3 Experiment description

In this study we used MagnaTagTune (MTT) dataset (Law et al., 2009) to tag songs and evaluate the performance of the model using both Area Under the Receiver Operating Characteristics (ROC-AUC) and Area Under the Precision-Recall Curve (PR-AUC). These methods have been used in literature extensively (Nam et al., 2015; Dieleman & Schrauwen, 2014; Van Den Oord et al., 2014; Dieleman & Schrauwen, 2013; Hamel et al., 2011) and allow us to perform a fair comparison of our model, MsE-CNN, with other architectures.

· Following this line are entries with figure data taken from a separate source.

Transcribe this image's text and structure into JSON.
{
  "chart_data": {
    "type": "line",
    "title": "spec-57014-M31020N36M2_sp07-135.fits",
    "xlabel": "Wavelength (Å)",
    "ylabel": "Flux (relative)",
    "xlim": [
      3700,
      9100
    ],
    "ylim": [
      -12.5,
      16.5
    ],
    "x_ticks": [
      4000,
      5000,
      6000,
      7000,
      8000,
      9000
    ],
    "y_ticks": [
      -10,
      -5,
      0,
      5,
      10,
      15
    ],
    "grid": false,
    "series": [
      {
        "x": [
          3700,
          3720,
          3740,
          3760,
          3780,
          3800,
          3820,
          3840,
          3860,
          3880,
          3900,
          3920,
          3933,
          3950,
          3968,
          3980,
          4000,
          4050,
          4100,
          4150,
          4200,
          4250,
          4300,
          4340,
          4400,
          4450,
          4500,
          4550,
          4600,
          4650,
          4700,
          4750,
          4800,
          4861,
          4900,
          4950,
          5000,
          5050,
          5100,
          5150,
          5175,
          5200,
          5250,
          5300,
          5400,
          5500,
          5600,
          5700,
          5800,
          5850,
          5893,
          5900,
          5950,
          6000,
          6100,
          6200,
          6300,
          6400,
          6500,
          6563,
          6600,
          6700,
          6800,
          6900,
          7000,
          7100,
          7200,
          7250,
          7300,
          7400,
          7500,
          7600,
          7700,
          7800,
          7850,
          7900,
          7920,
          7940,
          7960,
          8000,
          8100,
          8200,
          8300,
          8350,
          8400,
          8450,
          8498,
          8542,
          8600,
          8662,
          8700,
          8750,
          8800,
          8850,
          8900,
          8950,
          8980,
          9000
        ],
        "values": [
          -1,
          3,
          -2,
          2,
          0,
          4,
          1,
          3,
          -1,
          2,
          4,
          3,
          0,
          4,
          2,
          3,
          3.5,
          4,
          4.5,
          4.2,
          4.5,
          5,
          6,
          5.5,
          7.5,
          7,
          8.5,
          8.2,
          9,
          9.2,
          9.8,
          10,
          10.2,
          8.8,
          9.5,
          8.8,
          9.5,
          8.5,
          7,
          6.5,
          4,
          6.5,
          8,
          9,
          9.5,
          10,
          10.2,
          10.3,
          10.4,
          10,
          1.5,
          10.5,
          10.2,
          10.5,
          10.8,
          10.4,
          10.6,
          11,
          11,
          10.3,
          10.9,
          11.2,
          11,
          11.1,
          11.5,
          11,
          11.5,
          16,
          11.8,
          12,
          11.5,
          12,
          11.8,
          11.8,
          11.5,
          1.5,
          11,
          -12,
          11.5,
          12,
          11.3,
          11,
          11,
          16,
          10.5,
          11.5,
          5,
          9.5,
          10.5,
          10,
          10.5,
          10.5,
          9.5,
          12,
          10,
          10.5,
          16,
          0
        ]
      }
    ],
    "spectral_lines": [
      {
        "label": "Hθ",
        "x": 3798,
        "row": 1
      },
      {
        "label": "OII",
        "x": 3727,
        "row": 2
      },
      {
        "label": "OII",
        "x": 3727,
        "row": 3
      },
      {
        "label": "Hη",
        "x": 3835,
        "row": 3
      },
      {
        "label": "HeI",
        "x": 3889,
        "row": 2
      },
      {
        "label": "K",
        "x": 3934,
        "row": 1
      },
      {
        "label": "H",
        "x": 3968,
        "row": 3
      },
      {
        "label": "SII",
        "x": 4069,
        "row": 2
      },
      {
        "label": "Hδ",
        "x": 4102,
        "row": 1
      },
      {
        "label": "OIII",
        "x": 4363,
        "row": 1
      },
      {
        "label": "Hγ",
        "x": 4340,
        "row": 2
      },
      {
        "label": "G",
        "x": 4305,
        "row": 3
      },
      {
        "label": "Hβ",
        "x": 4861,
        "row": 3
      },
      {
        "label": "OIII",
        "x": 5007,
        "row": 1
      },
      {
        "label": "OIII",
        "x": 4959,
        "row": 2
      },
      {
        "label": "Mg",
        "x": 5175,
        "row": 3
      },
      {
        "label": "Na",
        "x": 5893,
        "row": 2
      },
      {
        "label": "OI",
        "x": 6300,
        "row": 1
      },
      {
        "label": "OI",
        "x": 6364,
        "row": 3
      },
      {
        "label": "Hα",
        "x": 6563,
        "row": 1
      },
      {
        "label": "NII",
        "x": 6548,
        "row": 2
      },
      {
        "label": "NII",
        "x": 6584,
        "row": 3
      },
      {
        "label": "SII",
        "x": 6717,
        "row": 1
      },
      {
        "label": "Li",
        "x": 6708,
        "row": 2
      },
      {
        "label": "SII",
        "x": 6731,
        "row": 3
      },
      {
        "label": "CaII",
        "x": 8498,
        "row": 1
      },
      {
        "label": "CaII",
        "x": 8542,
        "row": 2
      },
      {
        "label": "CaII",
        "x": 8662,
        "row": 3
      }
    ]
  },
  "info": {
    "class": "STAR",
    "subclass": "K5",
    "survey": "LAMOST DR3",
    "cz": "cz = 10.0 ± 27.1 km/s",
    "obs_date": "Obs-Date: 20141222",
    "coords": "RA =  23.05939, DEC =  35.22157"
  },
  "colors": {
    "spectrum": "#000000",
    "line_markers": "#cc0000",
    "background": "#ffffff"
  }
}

MsE-CNN (ours) 0.914 0.423
FCN-5 (reproduced) 0.897 0.404
FCN-4 222Taken from (Choi et al., 2016; Pons et al., 2017a, b; Nam et al., 2015; Dieleman & Schrauwen, 2014; Van Den Oord et al., 2014; Dieleman & Schrauwen, 2013; Hamel et al., 2011). ,333The PR-AUC results are based on reproduced version of the algorithm in (Pons et al., 2017a). 0.894 0.376
End to End Learning 2 0.904 0.381
Timbre CNN 2,3 0.893 0.349
Bag of features and RBM 2 0.888 -
1D convolutions 2 0.882 -
Transferred learning 2 0.88 -
Multi-scale approach 2 0.898 -
Pooling MFCC 2 0.861 -
Table 1: Tagging accuracy of the proposed architectures (MsE-CNN) compared to previous results

4 Discussion

Using spectral representation of raw audio for music tagging shows significant improvement while utilizing CNN models. However, due to the complexity of timbral characteristics of sounds changing over time, the audio classification is considered different from image classification task. The change of timbral quality over time affects our perception of music, which is critical to the understanding of the genre, mood, instrumentation. We propose that in spectral representation of music, timbre is equivalent to texture and color in an image while long-term temporal structures are equivalent to shapes such as eye, hand, and nose. Similar to a vision task, learning musical textures and timbre as well as long-term characteristics is crucial in audio classification.

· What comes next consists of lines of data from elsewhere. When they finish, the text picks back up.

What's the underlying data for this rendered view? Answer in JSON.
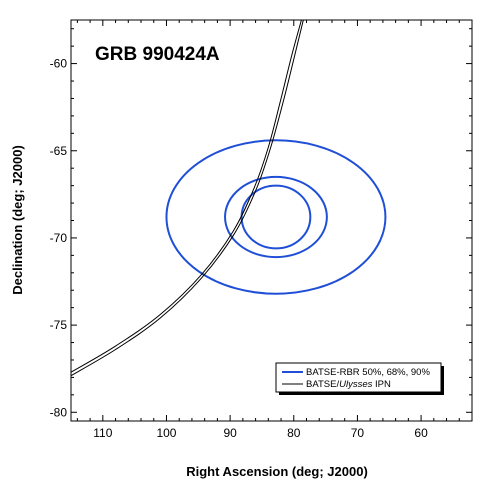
{
  "chart_data": {
    "type": "line",
    "title": "GRB 990424A",
    "xlabel": "Right Ascension (deg; J2000)",
    "ylabel": "Declination (deg; J2000)",
    "xlim": [
      115,
      52
    ],
    "ylim": [
      -80.5,
      -57.5
    ],
    "x_reversed": true,
    "grid": false,
    "x_major_ticks": [
      110,
      100,
      90,
      80,
      70,
      60
    ],
    "x_minor_step": 2,
    "y_major_ticks": [
      -60,
      -65,
      -70,
      -75,
      -80
    ],
    "y_minor_step": 1,
    "legend_placement": "bottom-right",
    "colors": {
      "rbr": "#1f4fd6",
      "ipn": "#000000"
    },
    "legend": {
      "rbr_label": "BATSE-RBR 50%, 68%, 90%",
      "ipn_prefix": "BATSE/",
      "ipn_italic": "Ulysses",
      "ipn_suffix": " IPN"
    },
    "series": [
      {
        "kind": "rbr-contours",
        "legend_entry": "BATSE-RBR 50%, 68%, 90%",
        "center": [
          82.8,
          -68.8
        ],
        "contours": [
          {
            "level": "50%",
            "ra_radius": 5.4,
            "dec_radius": 1.8
          },
          {
            "level": "68%",
            "ra_radius": 8.0,
            "dec_radius": 2.3
          },
          {
            "level": "90%",
            "ra_radius": 17.2,
            "dec_radius": 4.4
          }
        ]
      },
      {
        "kind": "ipn-annulus",
        "legend_entry": "BATSE/Ulysses IPN",
        "curves": [
          {
            "points": [
              [
                115.0,
                -77.7
              ],
              [
                108.0,
                -76.2
              ],
              [
                101.0,
                -74.4
              ],
              [
                94.5,
                -72.1
              ],
              [
                89.5,
                -69.6
              ],
              [
                86.3,
                -67.2
              ],
              [
                84.0,
                -64.8
              ],
              [
                82.0,
                -62.0
              ],
              [
                80.3,
                -59.5
              ],
              [
                78.8,
                -57.5
              ]
            ]
          },
          {
            "points": [
              [
                115.0,
                -77.9
              ],
              [
                108.0,
                -76.4
              ],
              [
                101.0,
                -74.6
              ],
              [
                94.5,
                -72.3
              ],
              [
                89.4,
                -69.8
              ],
              [
                86.0,
                -67.3
              ],
              [
                83.7,
                -64.9
              ],
              [
                81.6,
                -62.1
              ],
              [
                79.9,
                -59.6
              ],
              [
                78.5,
                -57.5
              ]
            ]
          }
        ]
      }
    ]
  }
}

We believe a traditional CNN model learns long-term structures; however, it forgets timbral features in the final classification step. Similar to the intermediate connection in U-Net and FPN, one can improve music classification by transferring low-level characteristics via similar connections. Our model, MsE-CNN, is an experiment to support the idea that timbral fluctuation over time is disregarded while going deeper in a CNN model. Due to the larger receptive field in later layers in a CNN, the model starts to forget low-level features that carry a lot of textual details which are indeed crucial for audio classification.

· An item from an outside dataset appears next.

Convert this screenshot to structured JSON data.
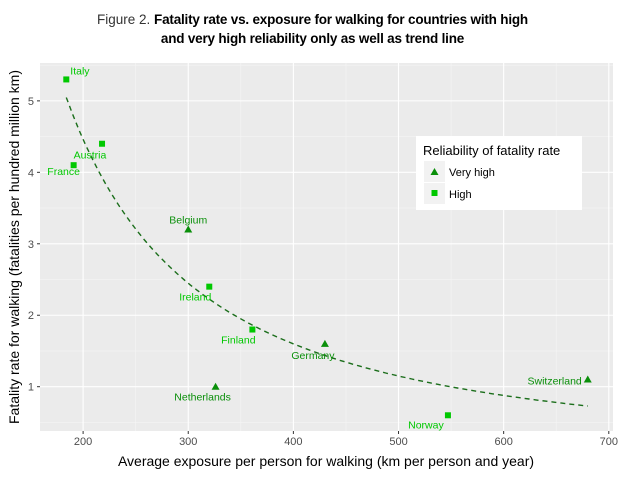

Our experiment is more of a feasibility test to support our assumption; hence, it can be studied in greater details to find the optimal architecture. Indeed, such an approach can be extended to a variety of applications such as timbre analysis, instrument classification, audio clustering, and automatic music structure segmentation. In our future work, we aim to address a variety of MIR tasks to propose an optimal framework for the proposed training procedure.